Furthermore, in the prefilling stage, to improve the throughput and hide the overhead of all-to-all and TP communication, we simultaneously process two micro-batches with similar computational workloads, overlapping the attention and MoE of one micro-batch with the dispatch and combine of another.

Finally, we are exploring a dynamic redundancy strategy for experts, where each GPU hosts more experts (e.g., 16 experts), but only 9 will be activated during each inference step. Before the all-to-all operation at each layer begins, we compute the globally optimal routing scheme on the fly. Given the substantial computation involved in the prefilling stage, the overhead of computing this routing scheme is almost negligible.

Decoding阶段 Global Load Balancing

Decode：路由专家 EP144、MLA 和共享专家 DP144，一个部署单元是 18 节点，32 个冗余路由专家，每张卡 2 个路由专家和 1 个共享专家

In other cases, we use the global load balancing policy that replicates the experts globally regardless of expert groups, and pack the replicated experts to individual GPUs . This policy can beadopted in decoding stage with a larger expert-parallel size.

During decoding, we treat the shared expert as a routed one . From this perspective, each token will select 9 experts during routing , where the shared expert is regarded as a heavy-load one that will always be selected. The minimum deployment unit of the decoding stage consists of 40 nodes with 320 GPUs. The attention part employs TP4 with SP, combined with DP80, while the MoE part uses EP320 . For the MoE part, each GPU hosts only one expert, and 64 GPUs are responsible for hosting redundant experts and shared experts. All-to-all communication of the dispatch and combine parts is performed via direct point-to-point transfers over IB to achieve low latency. Additionally, we leverage the IBGDA (NVIDIA, 2022) technology to further minimize latency and enhance communication efficiency.
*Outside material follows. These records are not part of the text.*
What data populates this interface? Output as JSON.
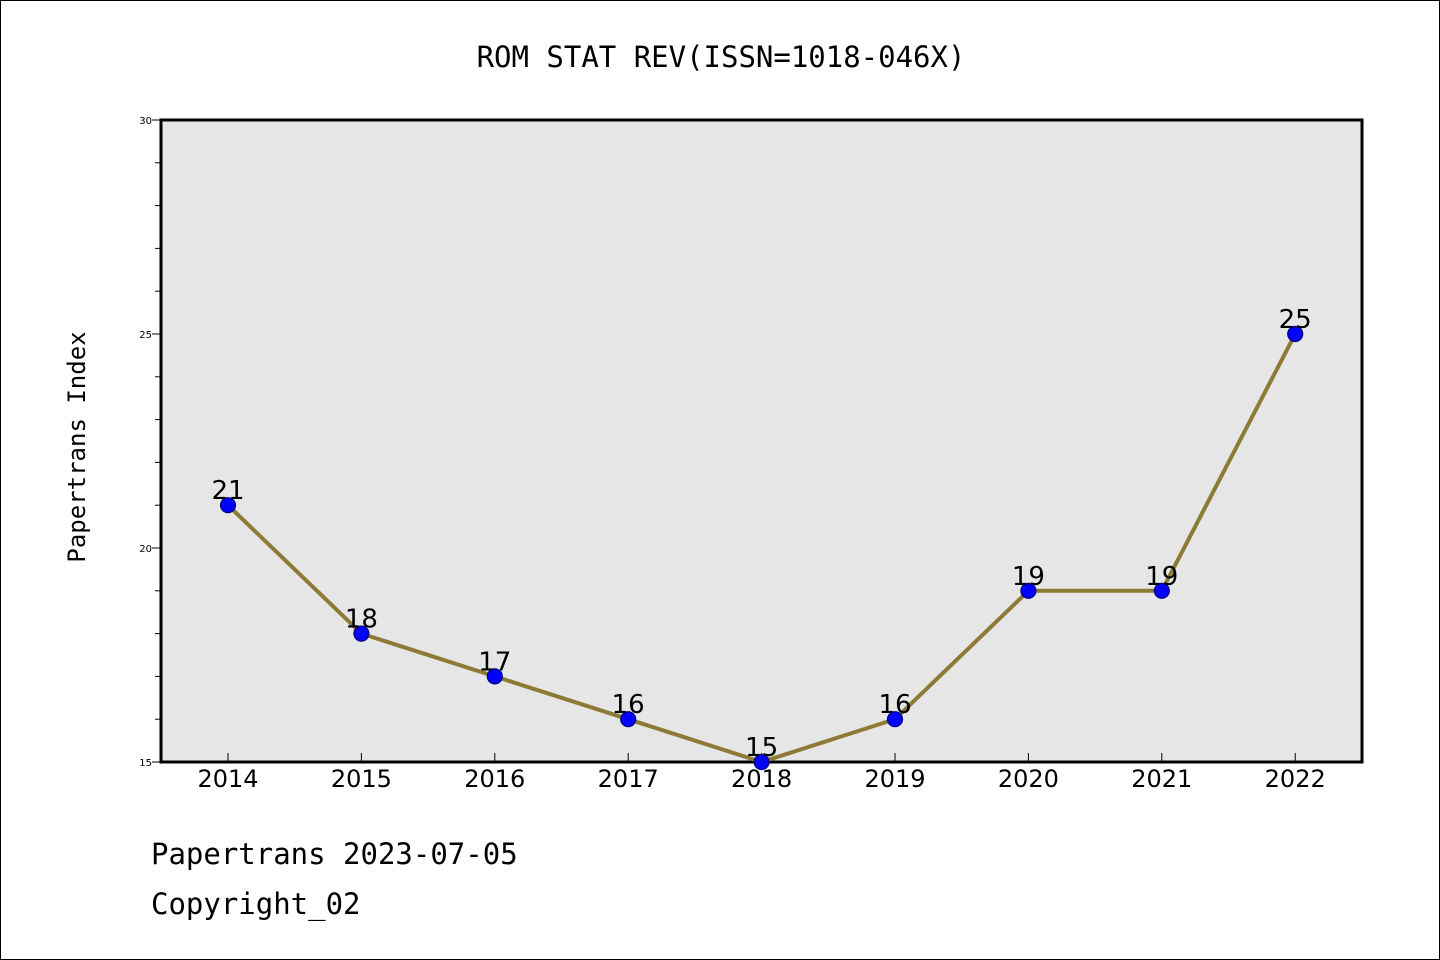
{
  "chart_data": {
    "type": "line",
    "title": "ROM STAT REV(ISSN=1018-046X)",
    "ylabel": "Papertrans Index",
    "xlabel": "",
    "categories": [
      "2014",
      "2015",
      "2016",
      "2017",
      "2018",
      "2019",
      "2020",
      "2021",
      "2022"
    ],
    "values": [
      21,
      18,
      17,
      16,
      15,
      16,
      19,
      19,
      25
    ],
    "ylim": [
      15,
      30
    ],
    "y_ticks": [
      15,
      20,
      25,
      30
    ],
    "y_minor_step": 1,
    "grid": false,
    "legend": "none",
    "data_labels": true,
    "colors": {
      "line": "#8c7a35",
      "marker_fill": "#0000ff",
      "marker_edge": "#000080",
      "plot_background": "#e6e6e6"
    }
  },
  "footer": {
    "line1": "Papertrans 2023-07-05",
    "line2": "Copyright_02"
  }
}
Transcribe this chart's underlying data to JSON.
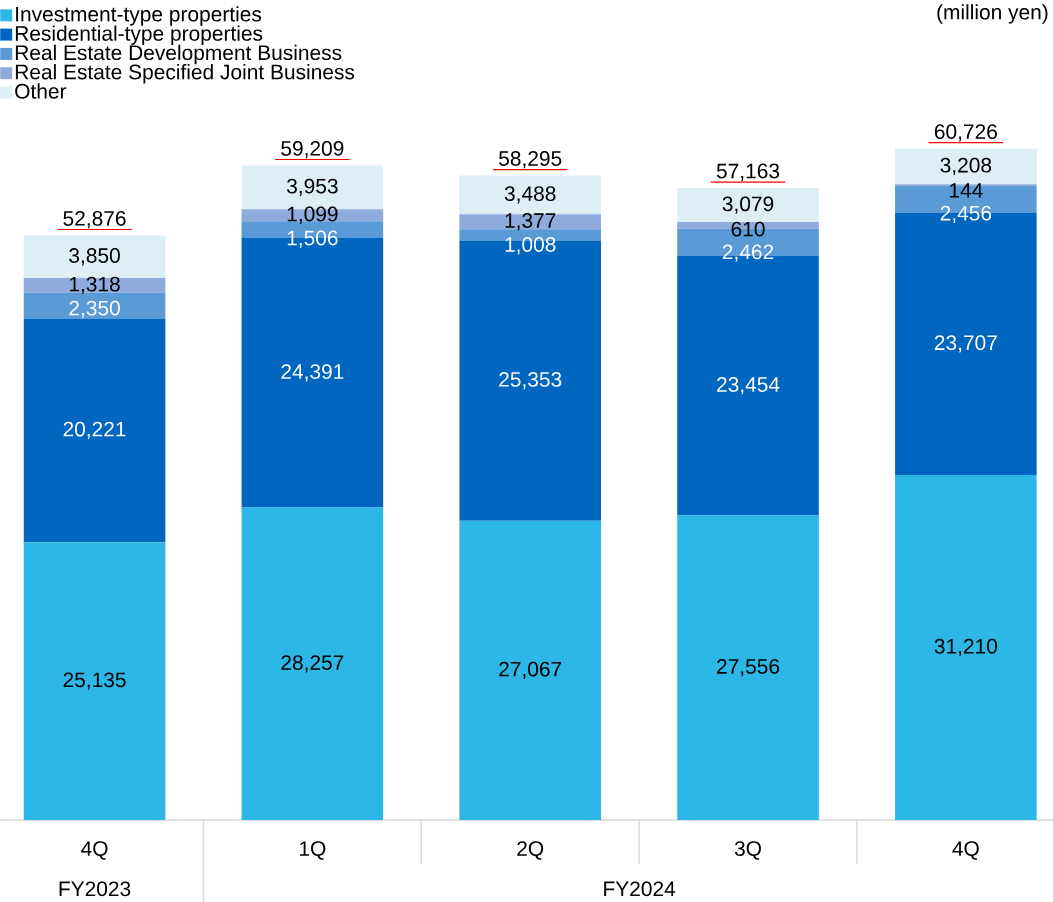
{
  "chart_data": {
    "type": "bar",
    "stacked": true,
    "categories": [
      "4Q",
      "1Q",
      "2Q",
      "3Q",
      "4Q"
    ],
    "series": [
      {
        "name": "Investment-type properties",
        "color": "#2db7e6",
        "values": [
          25135,
          28257,
          27067,
          27556,
          31210
        ],
        "value_labels": [
          "25,135",
          "28,257",
          "27,067",
          "27,556",
          "31,210"
        ]
      },
      {
        "name": "Residential-type properties",
        "color": "#0066bf",
        "values": [
          20221,
          24391,
          25353,
          23454,
          23707
        ],
        "value_labels": [
          "20,221",
          "24,391",
          "25,353",
          "23,454",
          "23,707"
        ]
      },
      {
        "name": "Real Estate Development Business",
        "color": "#5a9ad6",
        "values": [
          2350,
          1506,
          1008,
          2462,
          2456
        ],
        "value_labels": [
          "2,350",
          "1,506",
          "1,008",
          "2,462",
          "2,456"
        ]
      },
      {
        "name": "Real Estate Specified Joint Business",
        "color": "#8faadc",
        "values": [
          1318,
          1099,
          1377,
          610,
          144
        ],
        "value_labels": [
          "1,318",
          "1,099",
          "1,377",
          "610",
          "144"
        ]
      },
      {
        "name": "Other",
        "color": "#ddeef4",
        "values": [
          3850,
          3953,
          3488,
          3079,
          3208
        ],
        "value_labels": [
          "3,850",
          "3,953",
          "3,488",
          "3,079",
          "3,208"
        ]
      }
    ],
    "totals": [
      "52,876",
      "59,209",
      "58,295",
      "57,163",
      "60,726"
    ],
    "legend": "top left",
    "annotations": [
      "(million yen)",
      "FY2023",
      "FY2024"
    ]
  }
}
Similar to prefilling, we periodically determine the set of redundant experts in a certain interval, based on the statistical expert load from our online service. However, we do not need to rearrange experts since each GPU only hosts one expert. We are also exploring the dynamic redundancy strategy for decoding. However, this requires more careful optimization of the algorithm that computes the globally optimal routing scheme and the fusion with the dispatch kernel to reduce overhead.